I Reti delle regioni alpine e della valle dell'Adige non festeggiavano il Capodanno il 1. gennaio. E perché mai avrebbero dovuto farlo? Essi vivevano in sintonia con la natura e con i cicli astrali; nulla di positivo incominciava quel giorno ma la gente alpina, festeggiato a dovere il solstizio d'inverno e la rinascita del sole, si trovava davanti i due mesi più duri dell'anno, accompagnati non di rado da carestia, malattie e morte, e non certo l'inizio della nuova e bella stagione.

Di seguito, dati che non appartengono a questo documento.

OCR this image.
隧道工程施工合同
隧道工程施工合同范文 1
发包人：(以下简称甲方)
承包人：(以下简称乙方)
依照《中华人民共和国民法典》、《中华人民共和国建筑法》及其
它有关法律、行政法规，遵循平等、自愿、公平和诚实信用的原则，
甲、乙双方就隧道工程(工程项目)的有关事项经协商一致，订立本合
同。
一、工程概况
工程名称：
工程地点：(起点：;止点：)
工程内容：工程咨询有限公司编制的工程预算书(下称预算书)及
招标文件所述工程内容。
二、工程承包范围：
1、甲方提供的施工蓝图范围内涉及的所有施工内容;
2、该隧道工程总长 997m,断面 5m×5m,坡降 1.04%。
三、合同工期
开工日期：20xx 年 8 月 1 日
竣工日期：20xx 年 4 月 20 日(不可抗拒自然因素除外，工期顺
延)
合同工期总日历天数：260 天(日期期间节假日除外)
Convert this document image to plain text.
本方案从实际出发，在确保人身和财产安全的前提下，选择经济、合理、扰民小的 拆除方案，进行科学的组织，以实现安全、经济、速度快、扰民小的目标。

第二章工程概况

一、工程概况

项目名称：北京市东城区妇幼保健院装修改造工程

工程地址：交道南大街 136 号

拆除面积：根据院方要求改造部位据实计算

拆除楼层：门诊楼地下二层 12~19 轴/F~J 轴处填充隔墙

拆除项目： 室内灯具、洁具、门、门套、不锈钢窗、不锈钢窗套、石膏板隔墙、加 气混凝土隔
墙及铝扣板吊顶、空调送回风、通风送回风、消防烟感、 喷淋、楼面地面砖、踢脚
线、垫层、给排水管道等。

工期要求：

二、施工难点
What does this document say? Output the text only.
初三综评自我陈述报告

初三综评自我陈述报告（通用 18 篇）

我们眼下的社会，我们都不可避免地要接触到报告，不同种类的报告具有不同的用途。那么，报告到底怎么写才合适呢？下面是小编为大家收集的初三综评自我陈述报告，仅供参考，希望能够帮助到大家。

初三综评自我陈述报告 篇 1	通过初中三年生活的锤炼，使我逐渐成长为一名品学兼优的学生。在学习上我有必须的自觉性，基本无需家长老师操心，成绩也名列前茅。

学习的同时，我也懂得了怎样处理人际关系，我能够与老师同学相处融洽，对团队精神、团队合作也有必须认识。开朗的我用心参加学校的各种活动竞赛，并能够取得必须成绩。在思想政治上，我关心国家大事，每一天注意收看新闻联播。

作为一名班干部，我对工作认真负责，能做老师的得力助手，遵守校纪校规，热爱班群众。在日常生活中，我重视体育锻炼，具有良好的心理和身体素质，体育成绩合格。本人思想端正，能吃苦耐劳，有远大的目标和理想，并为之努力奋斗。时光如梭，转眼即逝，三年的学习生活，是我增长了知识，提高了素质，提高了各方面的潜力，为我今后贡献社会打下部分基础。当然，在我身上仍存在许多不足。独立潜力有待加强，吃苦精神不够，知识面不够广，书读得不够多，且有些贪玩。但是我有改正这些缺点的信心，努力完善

Fu Giulio Cesare nel 46 a.C. a introdurre questa data come inizio del nuovo anno. In precedenza, fin dai tempi degli antichi Babilonesi e per tutta la durata del calendario egiziano, recepito in tutto il bacino del Mediterraneo e basato sull'osservazione del sole, il Capodanno cadeva all'inizio di marzo in corrispondenza con la prima luna nuova dopo l'equinozio di primavera. Tutte le lingue chiamano quel periodo dell'anno con nomi che ricordano l'inizio dell'anno: prima-vera, Frueh-jahr, prin-temps, spring (saltare fuori)...
Fino all'introduzione del calendario gregoriano nel 1582, che di fatto unificò tutti i calendari in uso e corresse piccoli e grandi errori nel "conteggio" del tempo (introducendone tuttavia di propri), il Capodanno dei popoli compresi nell'area romana ma di tradizione e cultura diversa, come i nostri Reti, continuò a differenziarsi da quello "ufficiale" voluto da Giulio Cesare. I Celti a nord delle Alpi chiudevano l’anno a fine ottobre, termine del ciclo agricolo (oggi Halloween). Altri popoli pagani soprattutto nordici lo celebravano in prossimità di Pasqua, in onore della divinità Eostre, patrona della fertilità . E proprio da questa Eostre derivano il tedesco Ostern e l’inglese Easter.